In this example, we scrape a blog page, selecting each article’s title and link. The XPath query //div[@class='post'] is used to locate the individual posts.

4. How to Handle Scraped Data

Store it in a database for easy querying whenever needed.
Convert it into JSON format and use it to call various APIs.
Transform it into human-readable formats like CSV, which can be opened with Excel.

These are just a few examples. The key point is that once you have the scraped data in your code, you can utilize it as you see fit. Typically, scraped data is converted into a more useful format for your marketing, data analysis, or sales teams.

However, keep in mind that web scraping comes with its own set of challenges.

5. Handling CAPTCHAs in Web Scraping

One of the biggest challenges in web scraping is dealing with CAPTCHAs, which are designed to differentiate human users from bots. If you encounter a CAPTCHA, your scraping script will need to solve it to proceed. Especially if you want to scale up your web scraping, CapSolver exists to help you through its high accuracy and fast solving of whatever CAPTCHA you may encounter.

Integrating CAPTCHA Solvers

There are several CAPTCHA solving services available that can be integrated into your scraping script. Here, we will use the CapSolver service. First, you need to sign up for CapSolver and get your API key.

Step. 1: Sign up for CapSolver
Before you are ready to use CapSolver's services, you need to go to the user panel and register your account.

Step. 2: Get your API Key
Once you have registered, you can obtain your api key from the home page panel

Sample Code for CapSolver

Using CapSolver in your web scraping or automation project is simple. Here’s a quick example in Python to demonstrate how you can integrate CapSolver into your workflow:

# pip install requests
import requests
import time

# TODO: set your config
api_key = "YOUR_API_KEY"  # your api key of capsolver
site_key = "6Le-wvkSAAAAAPBMRTvw0Q4Muexq9bi0DJwx_mJ-"  # site key of your target site
site_url = ""  # page url of your target site


def capsolver():
    payload = {
        "clientKey": api_key,
        "task": {
            "type": 'ReCaptchaV2TaskProxyLess',
            "websiteKey": site_key,
            "websiteURL": site_url
        }
    }
    res = requests.post("https://api.capsolver.com/createTask", json=payload)
    resp = res.json()
    task_id = resp.get("taskId")
    if not task_id:
        print("Failed to create task:", res.text)
        return
    print(f"Got taskId: {task_id} / Getting result...")

    while True:
        time.sleep(3)  # delay
        payload = {"clientKey": api_key, "taskId": task_id}
        res = requests.post("https://api.capsolver.com/getTaskResult", json=payload)
        resp = res.json()
        status = resp.get("status")
        if status == "ready":
            return resp.get("solution", {}).get('gRecaptchaResponse')
        if status == "failed" or resp.get("errorId"):
            print("Solve failed! response:", res.text)
            return


token = capsolver()
print(token)

In this example, the capsolver function sends a request to CapSolver’s API with the necessary parameters and returns the CAPTCHA solution.
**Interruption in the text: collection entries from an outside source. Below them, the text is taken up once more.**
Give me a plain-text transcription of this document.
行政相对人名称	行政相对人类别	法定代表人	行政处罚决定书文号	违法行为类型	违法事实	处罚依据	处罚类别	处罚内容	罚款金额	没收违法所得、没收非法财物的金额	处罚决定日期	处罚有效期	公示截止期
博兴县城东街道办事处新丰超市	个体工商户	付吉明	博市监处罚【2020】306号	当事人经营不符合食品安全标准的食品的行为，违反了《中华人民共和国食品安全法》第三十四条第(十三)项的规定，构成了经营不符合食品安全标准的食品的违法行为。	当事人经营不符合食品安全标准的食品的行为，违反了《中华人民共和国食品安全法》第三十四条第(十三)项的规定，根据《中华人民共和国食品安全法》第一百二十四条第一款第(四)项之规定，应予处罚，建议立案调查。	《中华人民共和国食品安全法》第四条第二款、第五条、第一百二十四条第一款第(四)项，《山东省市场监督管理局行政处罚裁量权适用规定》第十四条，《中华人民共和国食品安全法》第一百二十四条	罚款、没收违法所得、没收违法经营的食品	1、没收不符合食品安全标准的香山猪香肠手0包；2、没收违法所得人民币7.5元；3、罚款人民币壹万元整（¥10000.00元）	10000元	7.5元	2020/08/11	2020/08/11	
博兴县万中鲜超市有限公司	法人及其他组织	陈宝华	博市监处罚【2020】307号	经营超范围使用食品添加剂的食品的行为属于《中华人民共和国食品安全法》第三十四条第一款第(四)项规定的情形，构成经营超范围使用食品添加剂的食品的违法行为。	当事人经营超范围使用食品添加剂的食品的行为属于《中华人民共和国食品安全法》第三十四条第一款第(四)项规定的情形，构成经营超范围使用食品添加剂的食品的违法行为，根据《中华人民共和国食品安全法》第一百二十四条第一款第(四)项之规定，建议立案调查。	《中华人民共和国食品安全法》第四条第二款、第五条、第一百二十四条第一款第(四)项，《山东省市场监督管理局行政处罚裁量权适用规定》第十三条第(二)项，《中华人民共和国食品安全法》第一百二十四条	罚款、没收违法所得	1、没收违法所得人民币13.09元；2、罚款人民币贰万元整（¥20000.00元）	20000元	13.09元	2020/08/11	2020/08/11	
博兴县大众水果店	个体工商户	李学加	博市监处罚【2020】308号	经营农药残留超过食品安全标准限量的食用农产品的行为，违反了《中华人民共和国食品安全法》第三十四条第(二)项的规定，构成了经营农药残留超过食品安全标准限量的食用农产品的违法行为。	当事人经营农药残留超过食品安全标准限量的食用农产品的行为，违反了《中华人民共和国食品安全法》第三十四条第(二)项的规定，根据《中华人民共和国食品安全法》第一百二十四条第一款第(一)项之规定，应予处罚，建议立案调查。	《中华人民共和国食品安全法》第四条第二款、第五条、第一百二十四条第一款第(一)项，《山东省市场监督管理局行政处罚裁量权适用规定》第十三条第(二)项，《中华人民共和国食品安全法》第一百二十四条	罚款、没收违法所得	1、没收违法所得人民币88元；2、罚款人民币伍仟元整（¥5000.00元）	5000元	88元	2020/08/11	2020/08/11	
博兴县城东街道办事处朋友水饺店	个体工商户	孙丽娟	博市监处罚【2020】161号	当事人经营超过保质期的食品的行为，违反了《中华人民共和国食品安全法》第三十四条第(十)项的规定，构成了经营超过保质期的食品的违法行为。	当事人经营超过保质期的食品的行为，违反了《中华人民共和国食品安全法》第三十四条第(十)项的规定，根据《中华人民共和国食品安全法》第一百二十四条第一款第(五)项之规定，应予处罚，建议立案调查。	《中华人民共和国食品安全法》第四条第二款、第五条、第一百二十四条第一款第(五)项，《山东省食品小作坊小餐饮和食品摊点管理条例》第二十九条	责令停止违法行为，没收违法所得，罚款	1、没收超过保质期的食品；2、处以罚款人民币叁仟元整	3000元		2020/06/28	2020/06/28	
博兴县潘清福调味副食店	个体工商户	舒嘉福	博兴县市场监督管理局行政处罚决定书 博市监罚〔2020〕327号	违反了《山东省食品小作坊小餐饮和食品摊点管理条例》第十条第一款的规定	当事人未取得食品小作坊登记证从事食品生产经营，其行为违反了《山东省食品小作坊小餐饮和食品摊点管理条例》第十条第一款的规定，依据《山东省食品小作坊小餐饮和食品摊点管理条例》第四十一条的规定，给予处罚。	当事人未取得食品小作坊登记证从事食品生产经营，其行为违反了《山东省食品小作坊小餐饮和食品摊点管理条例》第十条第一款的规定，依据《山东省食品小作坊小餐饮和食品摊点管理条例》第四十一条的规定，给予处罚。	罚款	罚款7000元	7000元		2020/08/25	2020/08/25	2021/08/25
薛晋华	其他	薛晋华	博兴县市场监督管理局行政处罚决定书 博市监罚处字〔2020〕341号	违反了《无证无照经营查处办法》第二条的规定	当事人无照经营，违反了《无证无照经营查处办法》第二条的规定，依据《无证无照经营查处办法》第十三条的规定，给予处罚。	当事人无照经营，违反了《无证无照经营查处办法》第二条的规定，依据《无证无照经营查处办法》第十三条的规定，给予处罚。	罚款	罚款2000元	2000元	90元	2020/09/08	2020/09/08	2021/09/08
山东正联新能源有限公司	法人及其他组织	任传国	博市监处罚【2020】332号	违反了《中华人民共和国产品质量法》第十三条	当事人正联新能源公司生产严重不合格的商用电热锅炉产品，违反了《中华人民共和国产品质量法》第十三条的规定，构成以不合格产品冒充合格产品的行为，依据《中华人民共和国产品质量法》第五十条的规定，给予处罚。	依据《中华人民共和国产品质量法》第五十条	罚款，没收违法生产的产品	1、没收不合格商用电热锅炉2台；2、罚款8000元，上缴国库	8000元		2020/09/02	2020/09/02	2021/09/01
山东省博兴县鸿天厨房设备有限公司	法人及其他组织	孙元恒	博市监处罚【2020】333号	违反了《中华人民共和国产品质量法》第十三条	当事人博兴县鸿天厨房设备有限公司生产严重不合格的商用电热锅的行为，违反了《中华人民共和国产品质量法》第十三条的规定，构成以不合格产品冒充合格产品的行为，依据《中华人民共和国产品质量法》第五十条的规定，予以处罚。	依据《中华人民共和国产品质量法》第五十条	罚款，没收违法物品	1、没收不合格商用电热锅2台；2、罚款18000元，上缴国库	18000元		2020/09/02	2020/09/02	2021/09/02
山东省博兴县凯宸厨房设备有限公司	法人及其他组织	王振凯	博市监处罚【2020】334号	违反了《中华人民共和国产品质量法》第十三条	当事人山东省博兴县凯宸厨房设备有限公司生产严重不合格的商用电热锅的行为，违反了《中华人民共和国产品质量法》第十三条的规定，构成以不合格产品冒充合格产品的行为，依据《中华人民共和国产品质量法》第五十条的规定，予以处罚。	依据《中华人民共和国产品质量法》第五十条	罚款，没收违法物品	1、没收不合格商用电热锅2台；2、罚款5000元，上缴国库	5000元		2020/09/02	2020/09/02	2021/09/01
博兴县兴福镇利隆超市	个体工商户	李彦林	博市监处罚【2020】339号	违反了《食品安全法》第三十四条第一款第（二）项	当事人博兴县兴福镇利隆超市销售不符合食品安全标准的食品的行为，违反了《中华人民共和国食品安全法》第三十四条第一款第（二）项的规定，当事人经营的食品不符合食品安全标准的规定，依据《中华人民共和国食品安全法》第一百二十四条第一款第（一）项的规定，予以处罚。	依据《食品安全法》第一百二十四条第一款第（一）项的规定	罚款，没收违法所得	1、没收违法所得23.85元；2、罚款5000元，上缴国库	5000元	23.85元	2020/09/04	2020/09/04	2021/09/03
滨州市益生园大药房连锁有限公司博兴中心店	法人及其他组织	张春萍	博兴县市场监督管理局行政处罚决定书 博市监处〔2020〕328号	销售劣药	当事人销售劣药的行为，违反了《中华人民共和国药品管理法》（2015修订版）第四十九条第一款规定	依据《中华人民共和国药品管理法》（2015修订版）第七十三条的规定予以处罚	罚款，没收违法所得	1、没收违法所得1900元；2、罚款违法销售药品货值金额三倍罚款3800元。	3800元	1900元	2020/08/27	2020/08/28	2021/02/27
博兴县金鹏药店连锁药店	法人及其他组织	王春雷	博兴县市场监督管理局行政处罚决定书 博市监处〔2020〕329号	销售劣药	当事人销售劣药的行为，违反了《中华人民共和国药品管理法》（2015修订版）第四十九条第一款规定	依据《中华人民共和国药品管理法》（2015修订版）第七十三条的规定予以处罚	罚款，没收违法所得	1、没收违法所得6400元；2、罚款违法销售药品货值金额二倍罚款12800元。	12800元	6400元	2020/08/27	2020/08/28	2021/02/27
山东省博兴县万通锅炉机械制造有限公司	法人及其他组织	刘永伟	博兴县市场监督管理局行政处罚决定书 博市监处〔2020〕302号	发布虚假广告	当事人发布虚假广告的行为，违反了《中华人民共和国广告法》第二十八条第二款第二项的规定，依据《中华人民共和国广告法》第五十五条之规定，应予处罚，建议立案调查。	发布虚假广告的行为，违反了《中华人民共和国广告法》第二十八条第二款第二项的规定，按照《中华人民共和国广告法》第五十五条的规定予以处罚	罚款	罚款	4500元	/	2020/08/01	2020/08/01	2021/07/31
This simple integration can save you countless hours and effort in manually solving CAPTCHAs during web scraping and automation tasks.

6. Conclusion

Web scraping in C# empowers developers with a robust framework to automate data extraction from websites efficiently. By leveraging libraries like HtmlAgilityPack and RestSharp, along with CAPTCHA-solving services such as CapSolver, developers can navigate through web pages, parse HTML content, and handle challenges seamlessly. This capability not only streamlines data collection processes but also ensures compliance with ethical scraping practices, enhancing the reliability and scalability of web scraping projects in diverse applications.